Appendix A.2. Dataset Composition Summary
The dataset composition reflects careful balance between naturalistic representation and controlled evaluation requirements. Genre distribution (
Table A1) maintains diversity while respecting historical frequencies, ensuring models encounter authentic distribution patterns. Source text distribution (
Table A2) follows canonical significance, with more extensive texts contributing proportionally more instances.

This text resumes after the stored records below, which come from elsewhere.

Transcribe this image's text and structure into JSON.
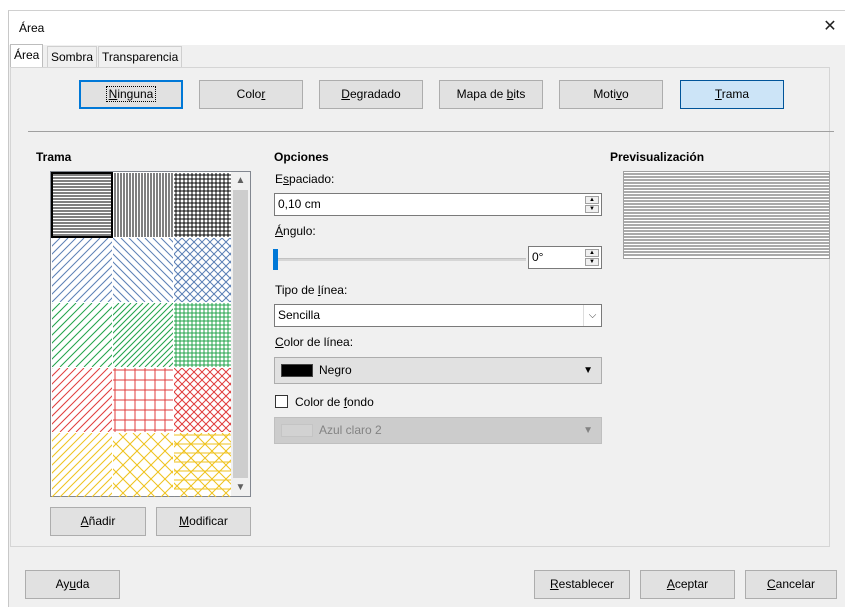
{
  "window": {
    "title": "Área",
    "close_glyph": "✕"
  },
  "tabs": [
    {
      "label": "Área",
      "active": true
    },
    {
      "label": "Sombra",
      "active": false
    },
    {
      "label": "Transparencia",
      "active": false
    }
  ],
  "fill_types": [
    {
      "pre": "",
      "u": "N",
      "post": "inguna",
      "state": "focused"
    },
    {
      "pre": "Colo",
      "u": "r",
      "post": "",
      "state": "normal"
    },
    {
      "pre": "",
      "u": "D",
      "post": "egradado",
      "state": "normal"
    },
    {
      "pre": "Mapa de ",
      "u": "b",
      "post": "its",
      "state": "normal"
    },
    {
      "pre": "Moti",
      "u": "v",
      "post": "o",
      "state": "normal"
    },
    {
      "pre": "",
      "u": "T",
      "post": "rama",
      "state": "pressed"
    }
  ],
  "hatch": {
    "heading": "Trama",
    "patterns": [
      {
        "color": "#000000",
        "style": "horizontal",
        "selected": true
      },
      {
        "color": "#000000",
        "style": "vertical"
      },
      {
        "color": "#000000",
        "style": "grid"
      },
      {
        "color": "#5b7fb5",
        "style": "diag-right"
      },
      {
        "color": "#5b7fb5",
        "style": "diag-left"
      },
      {
        "color": "#5b7fb5",
        "style": "cross-diag"
      },
      {
        "color": "#21a34a",
        "style": "diag-right"
      },
      {
        "color": "#21a34a",
        "style": "diag-right-dense"
      },
      {
        "color": "#21a34a",
        "style": "grid"
      },
      {
        "color": "#e03c3c",
        "style": "diag-right"
      },
      {
        "color": "#e03c3c",
        "style": "grid-wide"
      },
      {
        "color": "#e03c3c",
        "style": "cross-diag"
      },
      {
        "color": "#efc21e",
        "style": "diag-right"
      },
      {
        "color": "#efc21e",
        "style": "cross-diag-wide"
      },
      {
        "color": "#efc21e",
        "style": "triple"
      }
    ],
    "add": {
      "pre": "",
      "u": "A",
      "post": "ñadir"
    },
    "modify": {
      "pre": "",
      "u": "M",
      "post": "odificar"
    }
  },
  "options": {
    "heading": "Opciones",
    "spacing": {
      "pre": "E",
      "u": "s",
      "post": "paciado:",
      "value": "0,10 cm"
    },
    "angle": {
      "pre": "",
      "u": "Á",
      "post": "ngulo:",
      "value": "0°",
      "slider_fraction": 0
    },
    "line_type": {
      "pre": "Tipo de ",
      "u": "l",
      "post": "ínea:",
      "value": "Sencilla"
    },
    "line_color": {
      "pre": "",
      "u": "C",
      "post": "olor de línea:",
      "value": "Negro",
      "swatch": "#000000"
    },
    "bg_color": {
      "pre": "Color de ",
      "u": "f",
      "post": "ondo",
      "checked": false,
      "value": "Azul claro 2"
    }
  },
  "preview": {
    "heading": "Previsualización"
  },
  "footer": {
    "help": {
      "pre": "Ay",
      "u": "u",
      "post": "da"
    },
    "reset": {
      "pre": "",
      "u": "R",
      "post": "establecer"
    },
    "ok": {
      "pre": "",
      "u": "A",
      "post": "ceptar"
    },
    "cancel": {
      "pre": "",
      "u": "C",
      "post": "ancelar"
    }
  }
}
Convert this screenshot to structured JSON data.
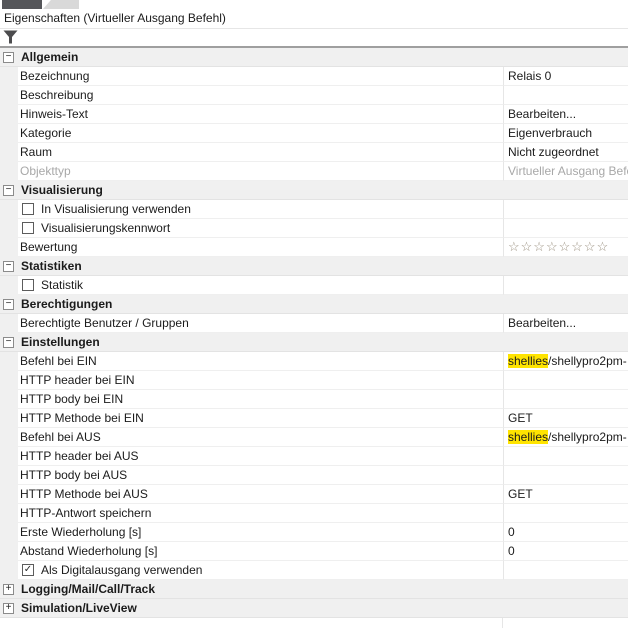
{
  "header": {
    "title": "Eigenschaften (Virtueller Ausgang Befehl)"
  },
  "icons": {
    "filter": "funnel",
    "collapse": "minus-box",
    "expand": "plus-box"
  },
  "colors": {
    "highlight": "#ffe400",
    "section_bg": "#f0f0f0",
    "star": "#9d9383",
    "muted_text": "#a8a8a8"
  },
  "sections": [
    {
      "label": "Allgemein",
      "state": "expanded",
      "rows": [
        {
          "type": "text",
          "label": "Bezeichnung",
          "value": "Relais 0"
        },
        {
          "type": "text",
          "label": "Beschreibung",
          "value": ""
        },
        {
          "type": "text",
          "label": "Hinweis-Text",
          "value": "Bearbeiten..."
        },
        {
          "type": "text",
          "label": "Kategorie",
          "value": "Eigenverbrauch"
        },
        {
          "type": "text",
          "label": "Raum",
          "value": "Nicht zugeordnet"
        },
        {
          "type": "text",
          "label": "Objekttyp",
          "value": "Virtueller Ausgang Befehl",
          "muted": true
        }
      ]
    },
    {
      "label": "Visualisierung",
      "state": "expanded",
      "rows": [
        {
          "type": "checkbox",
          "label": "In Visualisierung verwenden",
          "checked": false
        },
        {
          "type": "checkbox",
          "label": "Visualisierungskennwort",
          "checked": false
        },
        {
          "type": "stars",
          "label": "Bewertung",
          "stars_total": 8,
          "stars_filled": 0
        }
      ]
    },
    {
      "label": "Statistiken",
      "state": "expanded",
      "rows": [
        {
          "type": "checkbox",
          "label": "Statistik",
          "checked": false
        }
      ]
    },
    {
      "label": "Berechtigungen",
      "state": "expanded",
      "rows": [
        {
          "type": "text",
          "label": "Berechtigte Benutzer / Gruppen",
          "value": "Bearbeiten..."
        }
      ]
    },
    {
      "label": "Einstellungen",
      "state": "expanded",
      "rows": [
        {
          "type": "text",
          "label": "Befehl bei EIN",
          "value_highlight": "shellies",
          "value": "/shellypro2pm-"
        },
        {
          "type": "text",
          "label": "HTTP header bei EIN",
          "value": ""
        },
        {
          "type": "text",
          "label": "HTTP body bei EIN",
          "value": ""
        },
        {
          "type": "text",
          "label": "HTTP Methode bei EIN",
          "value": "GET"
        },
        {
          "type": "text",
          "label": "Befehl bei AUS",
          "value_highlight": "shellies",
          "value": "/shellypro2pm-"
        },
        {
          "type": "text",
          "label": "HTTP header bei AUS",
          "value": ""
        },
        {
          "type": "text",
          "label": "HTTP body bei AUS",
          "value": ""
        },
        {
          "type": "text",
          "label": "HTTP Methode bei AUS",
          "value": "GET"
        },
        {
          "type": "text",
          "label": "HTTP-Antwort speichern",
          "value": ""
        },
        {
          "type": "text",
          "label": "Erste Wiederholung [s]",
          "value": "0"
        },
        {
          "type": "text",
          "label": "Abstand Wiederholung [s]",
          "value": "0"
        },
        {
          "type": "checkbox",
          "label": "Als Digitalausgang verwenden",
          "checked": true
        }
      ]
    },
    {
      "label": "Logging/Mail/Call/Track",
      "state": "collapsed",
      "rows": []
    },
    {
      "label": "Simulation/LiveView",
      "state": "collapsed",
      "rows": []
    }
  ]
}
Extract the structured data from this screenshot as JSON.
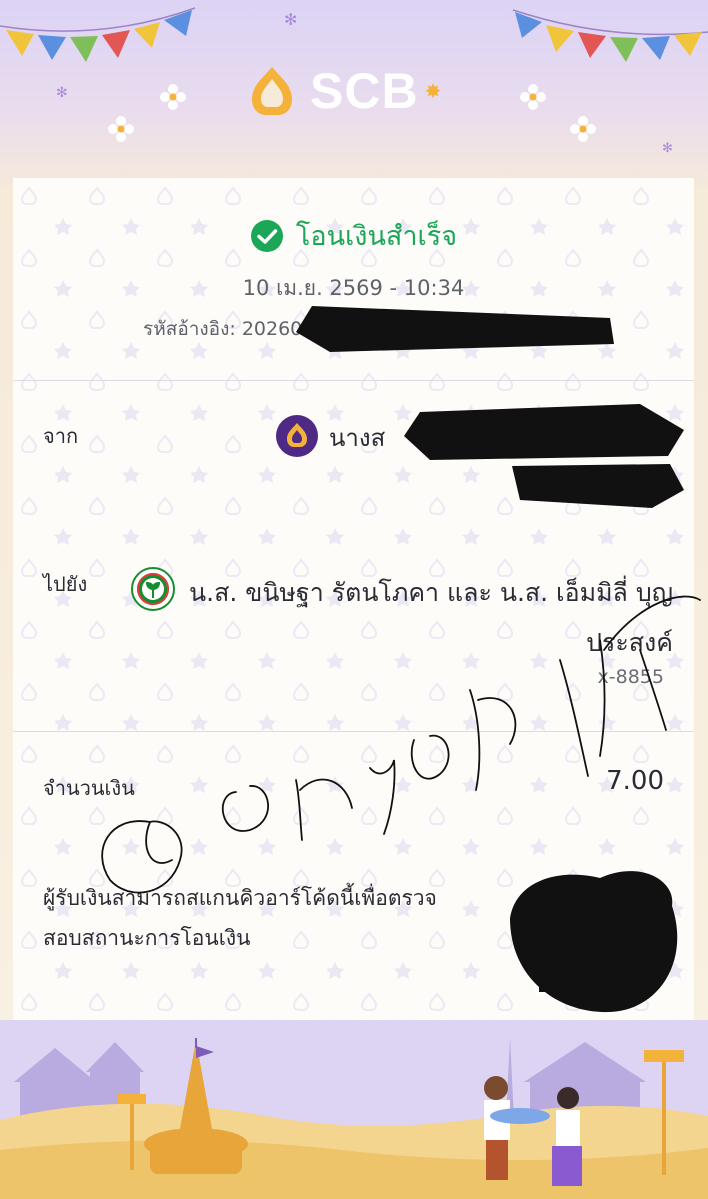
{
  "header": {
    "brand_name": "SCB",
    "colors": {
      "brand_gold": "#f4b23a",
      "brand_purple": "#4e2a84"
    }
  },
  "receipt": {
    "status_icon": "check-circle-icon",
    "status_text": "โอนเงินสำเร็จ",
    "status_color": "#1ca658",
    "datetime": "10 เม.ย. 2569 - 10:34",
    "reference": "รหัสอ้างอิง: 20260",
    "from": {
      "label": "จาก",
      "bank_icon": "scb-bank-icon",
      "name": "นางส"
    },
    "to": {
      "label": "ไปยัง",
      "bank_icon": "kbank-bank-icon",
      "name": "น.ส. ขนิษฐา รัตนโภคา และ น.ส. เอ็มมิลี่ บุญประสงค์",
      "account": "x-8855"
    },
    "amount": {
      "label": "จำนวนเงิน",
      "value": "7.00"
    },
    "qr_note": "ผู้รับเงินสามารถสแกนคิวอาร์โค้ดนี้เพื่อตรวจสอบสถานะการโอนเงิน"
  }
}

Table A7 presents the label distribution for NLI and translation task compositions. The NLI task maintains a relatively balanced three-class distribution (entailment, neutral, contradiction) through controlled instance generation, ensuring unbiased logical reasoning evaluation. The translation pairs show the multilingual structure of KLSBench, with classical Chinese-to-Korean translation comprising the majority of instances (1,320) compared to Korean-to-English translation (680).
Table A7.
NLI label and translation pair distributions.
Table A7.
NLI label and translation pair distributions.
| NLI Task | Translation Task |
|---|
| Label | Count | Translation Pair | Count |
|---|
| Entailment | 1313 | Classical Chinese → Korean | 1320 |
| Neutral | 400 | Korean → English | 680 |
| Contradiction | 141 | | |
| Total | 1854 | Total | 2000 |
Table 2 and
Table A3–
Table A6 provide concrete examples for each of the five tasks, illustrating the input formats, expected outputs, and evaluation criteria that models must satisfy.